The contention to the contrary is narrow and literal, even if not lacking in plausibility. It is a contention, however, contrary to the spirit and general policy of the act; it destroys uniformity and equality, and should not be adopted, unless required by the express language of the statute. In my opinion, the language of the statute does not so require; but, on the contrary, when the entire act is examined, it does give a right to the deduction.

Counsel for plaintiff invoke the legal principles that an exemption in a tax law must be clearly expressed, and will not be implied; that power to tax will not be taken away, unless the law-making power has done so in clear and unequivocal language; and that, inasmuch as uniformity and equality is difficult, if not impossible, of attainment in tax laws, the inequality which might result from the government’s contention should not be permitted to control the language of the law. Numerous authorities illustrating these legal principles, are cited. These principles are well settled, and I assume ample power in Congress to have assessed defendant’s income derived from a partnership in the manner contended for. It is my opinion, however, that Congress has not done so.

The foregoing principles and authorities cited in support thereof are not those properly applicable in this situation. The principles in point are those stated in Gould v. Gould, 245 U. S. 151, 38 Sup. Ct. 53, 62 L. Ed. 211, where it was held that alimony allowances are not income within the meaning of the 1913 Income Tax Law; that is to say, in the interpretation of statutes levying taxes, it is the established rule not to extend their provisions by implication beyond the clear import of the language used, or to enlarge their operations so as to embrace matters not specifically pointed out, and that in case of doubt they are to he construed most strongly against the government and in favor of the citizen. To the same effect are United States v. Wigglesworth, 2 Story, 369, Fed. Cas. No. 16,690; American Net & Twine Co. v. Worthington, 141 U. S. 468, 474, 12 Sup. Ct. 55, 35 L. Ed. 821; Benziger v. United States, 192 U. S. 38, 55, 24 Sup. Ct. 189, 48 L. Ed. 331.

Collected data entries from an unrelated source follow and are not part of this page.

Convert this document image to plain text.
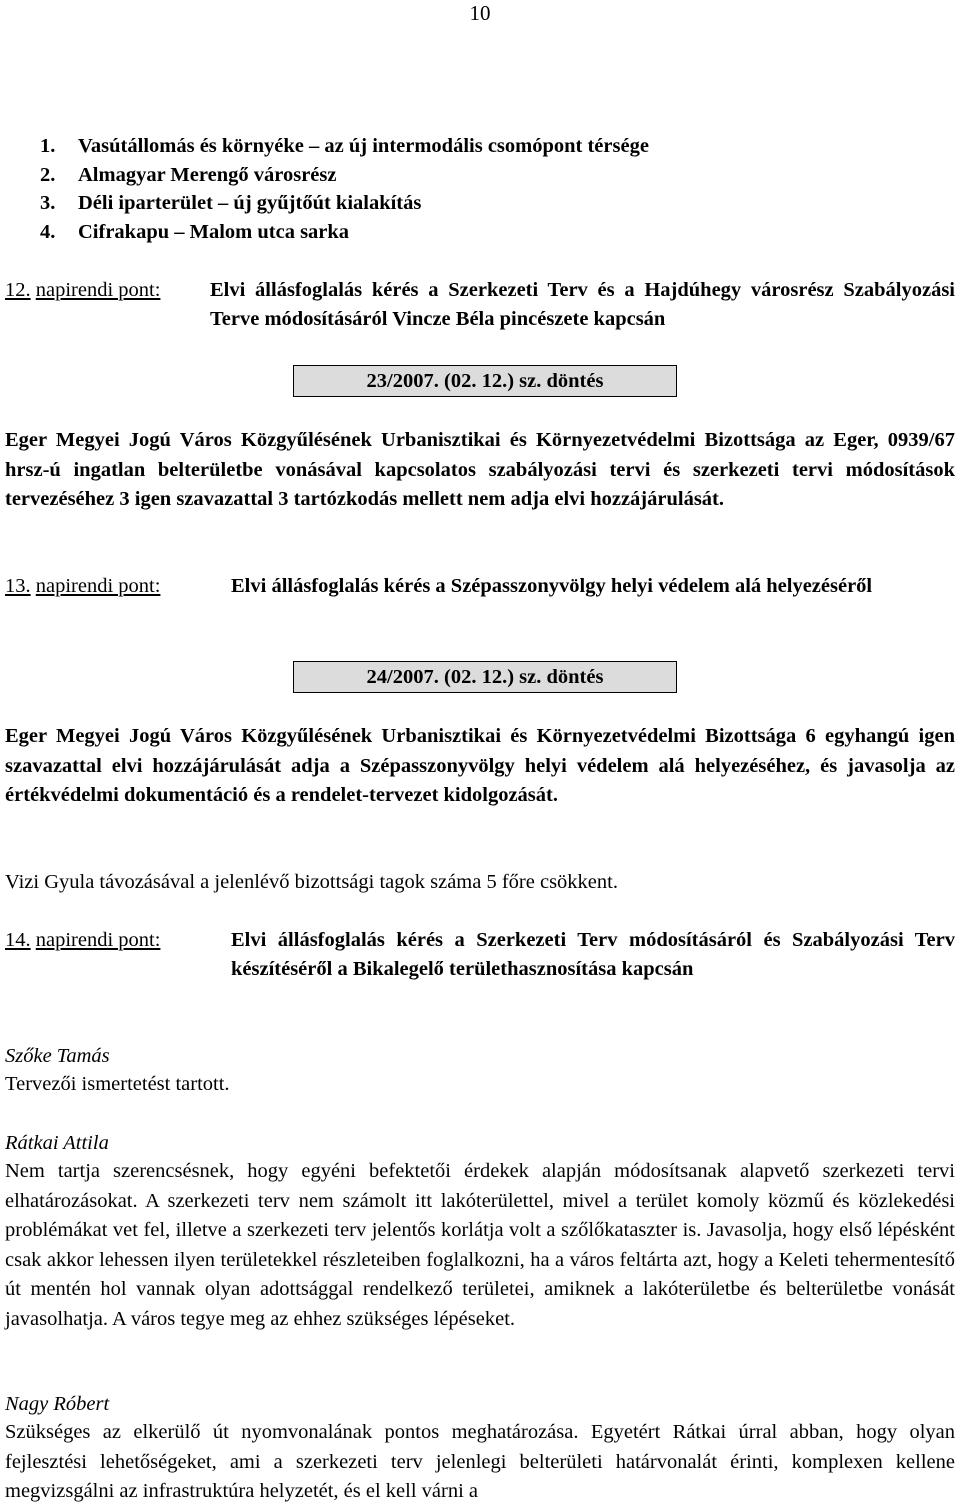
10
1. Vasútállomás és környéke – az új intermodális csomópont térsége
2. Almagyar Merengő városrész
3. Déli iparterület – új gyűjtőút kialakítás
4. Cifrakapu – Malom utca sarka
12. napirendi pont: Elvi állásfoglalás kérés a Szerkezeti Terv és a Hajdúhegy városrész Szabályozási Terve módosításáról Vincze Béla pincészete kapcsán
23/2007. (02. 12.) sz. döntés

Eger Megyei Jogú Város Közgyűlésének Urbanisztikai és Környezetvédelmi Bizottsága az Eger, 0939/67 hrsz-ú ingatlan belterületbe vonásával kapcsolatos szabályozási tervi és szerkezeti tervi módosítások tervezéséhez 3 igen szavazattal 3 tartózkodás mellett nem adja elvi hozzájárulását.

13. napirendi pont:	Elvi állásfoglalás kérés a Szépasszonyvölgy helyi védelem alá helyezéséről
24/2007. (02. 12.) sz. döntés

Eger Megyei Jogú Város Közgyűlésének Urbanisztikai és Környezetvédelmi Bizottsága 6 egyhangú igen szavazattal elvi hozzájárulását adja a Szépasszonyvölgy helyi védelem alá helyezéséhez, és javasolja az értékvédelmi dokumentáció és a rendelet-tervezet kidolgozását.

Vizi Gyula távozásával a jelenlévő bizottsági tagok száma 5 főre csökkent.

14. napirendi pont:	Elvi állásfoglalás kérés a Szerkezeti Terv módosításáról és Szabályozási Terv készítéséről a Bikalegelő területhasznosítása kapcsán
Szőke Tamás

Tervezői ismertetést tartott.

Rátkai Attila

Nem tartja szerencsésnek, hogy egyéni befektetői érdekek alapján módosítsanak alapvető szerkezeti tervi elhatározásokat. A szerkezeti terv nem számolt itt lakóterülettel, mivel a terület komoly közmű és közlekedési problémákat vet fel, illetve a szerkezeti terv jelentős korlátja volt a szőlőkataszter is. Javasolja, hogy első lépésként csak akkor lehessen ilyen területekkel részleteiben foglalkozni, ha a város feltárta azt, hogy a Keleti tehermentesítő út mentén hol vannak olyan adottsággal rendelkező területei, amiknek a lakóterületbe és belterületbe vonását javasolhatja. A város tegye meg az ehhez szükséges lépéseket.

Nagy Róbert

Szükséges az elkerülő út nyomvonalának pontos meghatározása. Egyetért Rátkai úrral abban, hogy olyan fejlesztési lehetőségeket, ami a szerkezeti terv jelenlegi belterületi határvonalát érinti, komplexen kellene megvizsgálni az infrastruktúra helyzetét, és el kell várni a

[3] Counsel for plaintiff call attention to the fact that the federal Income Tax Law of September 8, 1916 (39 Stat. 756, c. 463), now provides that members of partnerships shall be allowed credit for their proportionate share of partnership gains and profits derived from corporations taxable on their net income, and urge that this is a change of the law, and evidences a belief of the‘law-making body that the 1913 Income Tax Law had provided differently. I do not agree with this contention. In my opinion, this provision was inserted in the 1916 act to put at rest the present controversy, rather than to change the law, and is to be regarded only as a legislative recognition of the scope and intent of the prior law. The applicable authorities, in my opinion, are the following: Bailey v. Clark, 21 Wall. 284, 22 L. Ed. 651; Johnson v. Southern Pacific Co., 196 U. S. 1, 25 Sup. Ct. 158, *98649 L. Ed. 363; Wetmore v. Markoe, 196 U. S. 68, 25 Sup. Ct. 172, 49 L. Ed. 390, 2 Ann. Cas. 265.

Judgment is rendered in favor of defendant. An exception may be noted on behalf of plaintiff.